Sunday, December 23, 2012

Happiness is a Warm Pun

And so, after a brief delay, to A Town Called Mercy.  Folks, it's going to be another positive review.  Here at last is a Moffat-era episode of DW that tackles a difficult ethical question head on and doesn't completely bugger it up.  It doesn't completely redeem the sins of earlier episodes, mind you, but at least when it puts the Doctor in a room with a vivisectionist, it doesn't have him bump fists with him.  It's a very far cry from the abominable Hungry Earth/Cold Blood.  On reflection, this episode doesn't seem to have been part of a developing critique of the Doctor's morality after all, more of an upward blip.  It's a welcome blip for all that.

The keystone scene for me is the bit where the Doctor avoids an armed stand-off with that young townsman.  Here the Doctor is faced with the reality of people willing to use guns, even good people willing to use guns for arguably good reasons, and he finds another way.  This scene is pretty much exactly what I wanted to see from DW, and a triumphantly Whoish moment at a time when the series seems increasingly (and for me, disappointingly) comfortable with gun use, even among the Doctor's coterie.  The big showdown at the end, pretty shamelessly borrowing from Three Amigos, also shows the Doctor thinking his way out of a fight.  It all adds up to a pleasing rejection of the simple cowboy violence that the setting invites, and that other episodes of New New Who have lapsed into.  See also the scene where Amy makes a complete fool of herself with a handgun, which is nothing new, except that here it's actually played as foolish instead of heroic.

Contrast this with The Impossible Astronaut/Day of the Moon, the previous Pond adventure in America, in which the standard response of every character to every problem is to point a gun at it.  Compare it with The Gunfighters, DW's only other excursion to the Wild West, in which the Doctor's response to guns is to refuse them or to engage in hair-raising slapstick buffoonery with them, thus undermining the heroic iconography of the gun with his own frailer but more genuine heroism.  A Town Called Mercy is clearly nearer to The Gunfighters than to Astronaut/Moon (so tempting, so tempting... can I argue for a second consecutive episode implicitly taking Steven Moffat to task?).  When it does show the Doctor threatening someone with a gun, it's an anomalous moment - it's acknowledged as wrong within the story, it isn't one of those unfortunate eye-off-the-ball moments that sometimes happens in New New Who.  We can see that the Doctor's gone past his normal moral boundaries, which in turn helps to define what those boundaries are.

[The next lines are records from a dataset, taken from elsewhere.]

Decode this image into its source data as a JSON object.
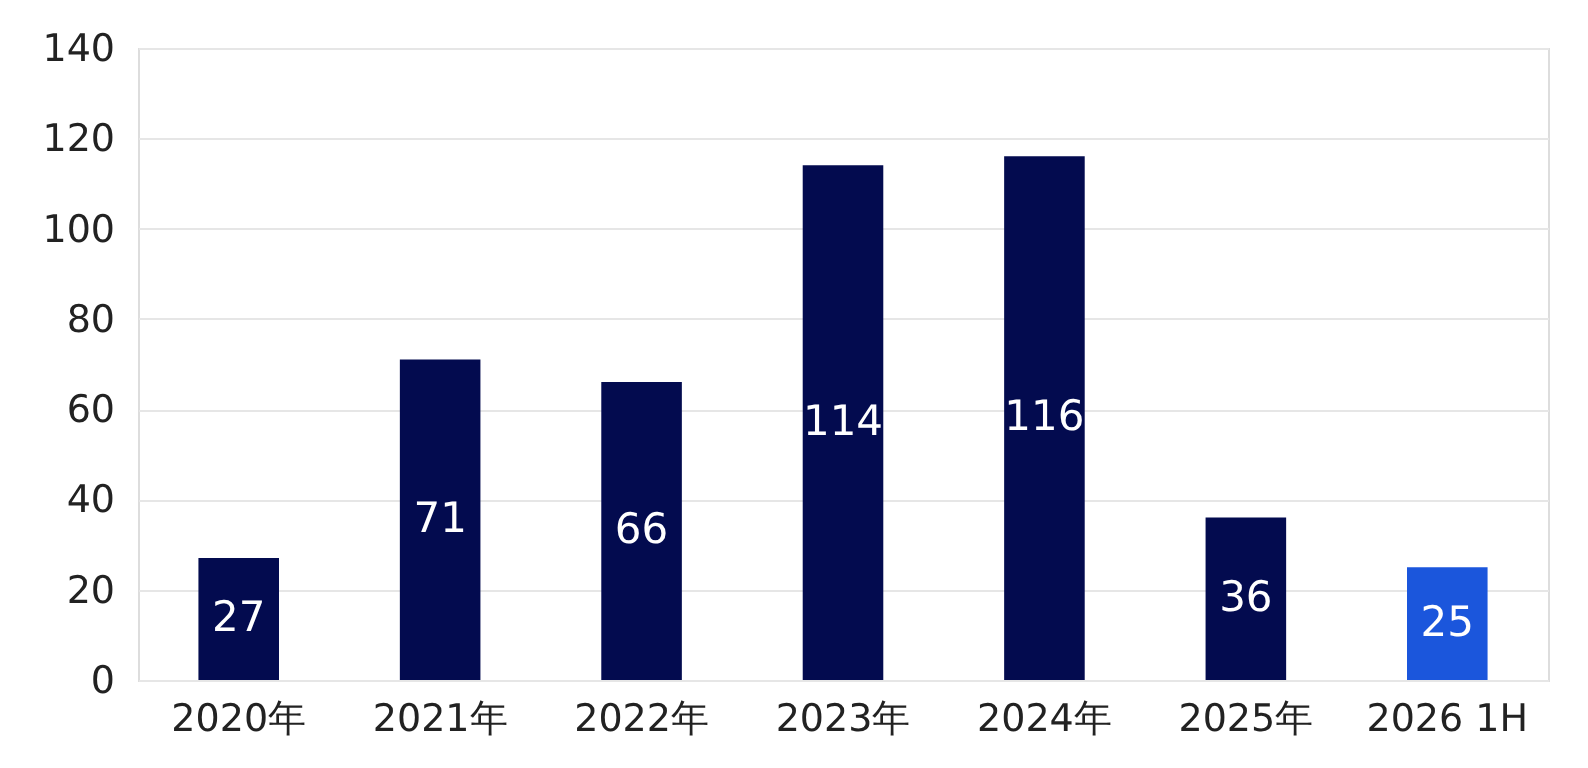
{
  "chart_data": {
    "type": "bar",
    "categories": [
      "2020年",
      "2021年",
      "2022年",
      "2023年",
      "2024年",
      "2025年",
      "2026 1H"
    ],
    "values": [
      27,
      71,
      66,
      114,
      116,
      36,
      25
    ],
    "colors": [
      "#030b4f",
      "#030b4f",
      "#030b4f",
      "#030b4f",
      "#030b4f",
      "#030b4f",
      "#1b56dc"
    ],
    "ylim": [
      0,
      140
    ],
    "yticks": [
      0,
      20,
      40,
      60,
      80,
      100,
      120,
      140
    ],
    "grid": "y",
    "data_labels": true
  }
}
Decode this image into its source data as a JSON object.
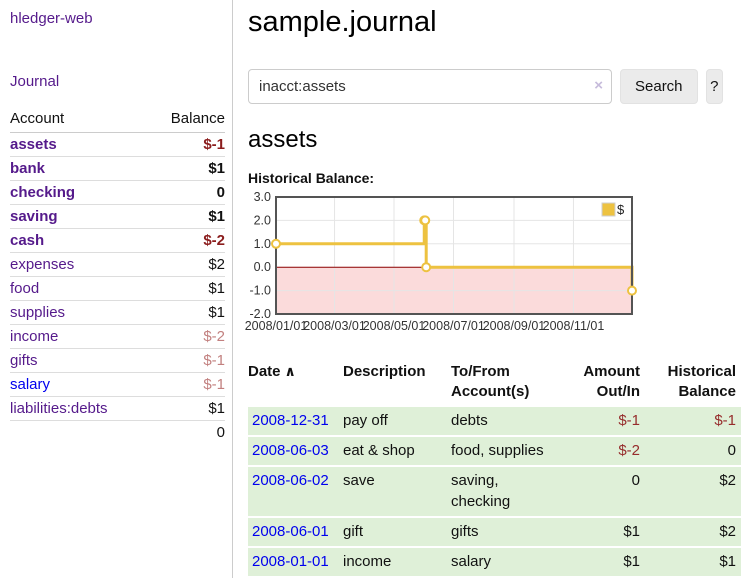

We're invited to think about the Doctor's ethical history as well - is it his anger at Jex's war crimes that has pushed him over the line, or discomfort at his own actions in the Time War?  Obviously the two characters aren't quite alike - Jex is shown to have conducted macabre experiments on others of his kind, surgically converting them into weapons in order to end a war quickly in favour of his own people, while the Doctor is known to have wiped out both sides in his people's war in order to protect the rest of the universe from being destroyed collaterally.  And while the Doctor has spent much of the past seven seasons dealing with his guilt, and apparently still feels guilty, Jex denies regretting his actions, although this seems to be bravado and he eventually shows remorse.  The real similarity between the two is their desire for redemption: do they deserve it?  Is their guilt or their attempted atonement equal, or in some way comparable?  What real justice can there be for either of them, Jex being hunted down by a vigilante, nobody left to hold the Doctor accountable?  There's no easy answer to these questions, and thumbs up to Toby Whithouse for raising them, especially in the traditionally simplistic context of the cowboy film.

And then we have the Gunslinger, who is essentially a great big gun with a personality.  Crucially, being armed wasn't his choice and isn't something he's happy about - the fact that he carries (or rather, is) a gun is a reason to pity him.  And yet, being given a gun, he's chosen to use it to enact vigilante justice against the people who gave it to him.  This clearly isn't a good thing - it's what turns the Gunslinger from victim to villain within the structure of the story - although the alternative is that the war criminal Jex escapes (or rather, conveniently commits suicide).  We're left with the awkward question of just how bad vigilantism is in this context.  The Gunslinger is still a vigilante at the end of the episode, albeit a "good" one because he wears the sheriff's badge - authority, or the semblance of it, legitimises his behaviour.  It's worth remembering too that vigilantism - generally unarmed - is basically what the Doctor does for a living.

I should probably also mention that Amy and Rory are pushed very much into the background and feel somewhat superfluous to the story.  Feh.

So this is a mature and thought-provoking slice of DW, and offers a timely reconsideration of the show's ethics.  The handling of Jex's fate is questionable - all right, the Doctor's honouring the late sheriff by protecting Jex's life, but letting him escape altogether isn't a great solution, and the fact that he resolves the plot by blowing himself up is just too neat for this story.  But still, here comes another 8.5 out of 10.  (Previous episode re-evaluated back to a 7.5.)